US Defence Secretary Jim Mattis has announced that the US is sending another 3,000 troops to Afghanistan, an increase of over 25 percent in the number of American forces there.

Mattis told reporters Monday at the Pentagon that the boost in U.S. troop strength would be “over 3,000,” but he declined to name a specific number. “Frankly, I haven’t signed the last of the orders right now,” he said.

“Most of them are on their way or under orders now,” Mattis said, “and I’d prefer not to give any more information that helps the enemy.”

Top military brass at the Pentagon have been calling the current situation in Afghanistan a “stalemate,” and asking for more troops.

The new deployment will raise the number of US forces in the South Asian country to over 14,000, as the 16th anniversary of war there approaches. American forces moved into Afghanistan to overthrow an administration led by the Taliban and members of the al-Qaida terror network in late 2001, following the attacks ordered by Osama bin Laden against New York and Washington on September 11 of that year.

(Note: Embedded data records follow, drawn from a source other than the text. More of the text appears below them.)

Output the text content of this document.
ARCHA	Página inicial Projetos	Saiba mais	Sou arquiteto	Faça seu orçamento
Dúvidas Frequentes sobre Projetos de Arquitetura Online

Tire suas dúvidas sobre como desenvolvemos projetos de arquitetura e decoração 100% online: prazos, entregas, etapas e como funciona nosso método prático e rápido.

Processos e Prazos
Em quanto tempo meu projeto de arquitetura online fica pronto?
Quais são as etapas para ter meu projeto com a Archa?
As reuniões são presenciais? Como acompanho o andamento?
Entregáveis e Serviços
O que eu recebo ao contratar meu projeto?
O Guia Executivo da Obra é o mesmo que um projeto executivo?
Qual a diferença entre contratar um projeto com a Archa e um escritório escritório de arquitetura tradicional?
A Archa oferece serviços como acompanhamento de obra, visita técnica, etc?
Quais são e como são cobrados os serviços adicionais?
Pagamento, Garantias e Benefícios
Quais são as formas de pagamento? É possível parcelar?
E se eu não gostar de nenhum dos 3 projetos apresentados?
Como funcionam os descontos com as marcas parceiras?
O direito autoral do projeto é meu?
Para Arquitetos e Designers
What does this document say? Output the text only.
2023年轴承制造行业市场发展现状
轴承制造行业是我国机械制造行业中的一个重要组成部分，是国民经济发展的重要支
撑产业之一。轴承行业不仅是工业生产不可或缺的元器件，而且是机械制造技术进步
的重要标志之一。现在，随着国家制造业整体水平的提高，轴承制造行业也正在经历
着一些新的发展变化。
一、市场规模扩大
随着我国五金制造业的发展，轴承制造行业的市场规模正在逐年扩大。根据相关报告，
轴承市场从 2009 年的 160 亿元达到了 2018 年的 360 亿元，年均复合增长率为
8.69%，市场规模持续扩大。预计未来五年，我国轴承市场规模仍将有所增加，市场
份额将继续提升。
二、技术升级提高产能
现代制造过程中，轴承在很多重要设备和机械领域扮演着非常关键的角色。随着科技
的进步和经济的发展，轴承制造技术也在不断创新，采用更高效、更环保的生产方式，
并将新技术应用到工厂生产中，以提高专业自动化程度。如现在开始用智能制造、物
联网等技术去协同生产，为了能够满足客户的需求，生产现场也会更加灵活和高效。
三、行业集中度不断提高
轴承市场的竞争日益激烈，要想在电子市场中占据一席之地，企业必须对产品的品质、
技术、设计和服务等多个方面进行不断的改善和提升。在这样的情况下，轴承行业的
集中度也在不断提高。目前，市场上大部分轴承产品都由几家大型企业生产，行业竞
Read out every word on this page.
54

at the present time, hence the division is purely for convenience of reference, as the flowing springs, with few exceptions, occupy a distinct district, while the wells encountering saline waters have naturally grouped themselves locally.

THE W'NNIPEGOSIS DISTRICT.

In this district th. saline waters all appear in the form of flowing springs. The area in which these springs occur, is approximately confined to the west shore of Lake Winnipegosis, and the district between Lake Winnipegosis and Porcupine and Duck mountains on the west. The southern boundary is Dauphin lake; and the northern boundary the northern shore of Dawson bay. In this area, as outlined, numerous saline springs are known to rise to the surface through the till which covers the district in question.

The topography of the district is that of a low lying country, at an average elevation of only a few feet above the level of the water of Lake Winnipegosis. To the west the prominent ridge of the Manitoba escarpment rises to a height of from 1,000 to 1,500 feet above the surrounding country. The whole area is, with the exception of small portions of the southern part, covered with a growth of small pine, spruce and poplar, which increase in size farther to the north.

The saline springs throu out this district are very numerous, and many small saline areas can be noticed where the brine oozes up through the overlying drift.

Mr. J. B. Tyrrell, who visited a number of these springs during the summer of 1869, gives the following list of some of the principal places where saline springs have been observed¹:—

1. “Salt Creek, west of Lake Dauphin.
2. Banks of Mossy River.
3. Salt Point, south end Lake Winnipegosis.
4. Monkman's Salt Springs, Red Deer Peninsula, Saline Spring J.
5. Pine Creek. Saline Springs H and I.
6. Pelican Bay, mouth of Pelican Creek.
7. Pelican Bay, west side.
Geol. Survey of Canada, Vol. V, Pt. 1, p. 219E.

The decision to send in more troops caps President Donald Trump’s change of heart on how to deal with the Afghanistan conflict, America’s longest war. Before his election last year, candidate Trump had routinely called for a full U.S. withdrawal from Afghanistan.

In August, however, Trump said he was responding to military commanders’ requests for more troops, and establishing what he called a “conditions-based approach” to evaluating troop levels and military operations in Afghanistan.

Tom Dunlop
Tom has spent the last 13 years working in the defence industry, specifically military and commercial shipbuilding. His work has taken him around Europe and the Far East, he is currently based in Scotland.

4 COMMENTS

  1. I heard on the radio a while back that the taliban had retaken 40% of Afghanistan or something.

    It’s obviously inevitable they will take back full control of the country. Half the Afghan army who we train are probably sympathetic to their cause and would turn to them in a heartbeat if there was no foreign troops in the country.

    You can’t really destroy a political ideology.

    The might of the British Empire and the Soviet Union failed, the US didn’t have a chance, they will never win the long war there.

    • The notion of Afghanistan as the graveyard of Empires is a misconception. Plenty of Empires and Kingdoms conquered the region and people’s we know as Afghanistan and afghans. That includes the British Empire who fought three wars with them with the second and third being a stalemate but favourable to Britian. The first ended with Afghanistan being a turned into a puppet state, the second with them being gaining autonomy in everything bar foreign relations and the third where they tried to invade British India, where they were pushed back and signed a treaty where they would forever more respect the border seperating Afghanistan and the Britush Raj. It wasn’t until the Soviet union and their disastrous occupation of the country that the modern concept of Afghanistan being the ‘graveyard of Empires’ came along.

      That said I do agree with the gist of what you said. The long war is impossible to win as even the longest occupation of the country didn’t exceed more than a century. Frankly the country shouldn’t even be that. It’s barely evolved beyond tribal politics and will never be able to function well unless under an iron fisted dictator.

      • They were only a puppet state in the first war until they uprised and annihilated our army, the first was a total defeat for us with no gains whatsoever in the end, but after British victory in the second like you said we only took control of foreign affairs, and that was only accepted because we paid a substantial subsidy to them, we never once had total control of the country, probably knowing full well it is nigh on impossible to achieve. They gained full independence in the 3rd after they asked for it as a reward for staying neutral during ww1, we refused so they attacked British India, they were pushed back and signed a treaty not only respecting the Indian border but also gaining full independence from us, it was a strategic victory for them as well as us in the 3rd.

        The parallels between ours, the Soviet Unions and Americas wars in Afghanistan are strikingly similar, and they all end up with the same result.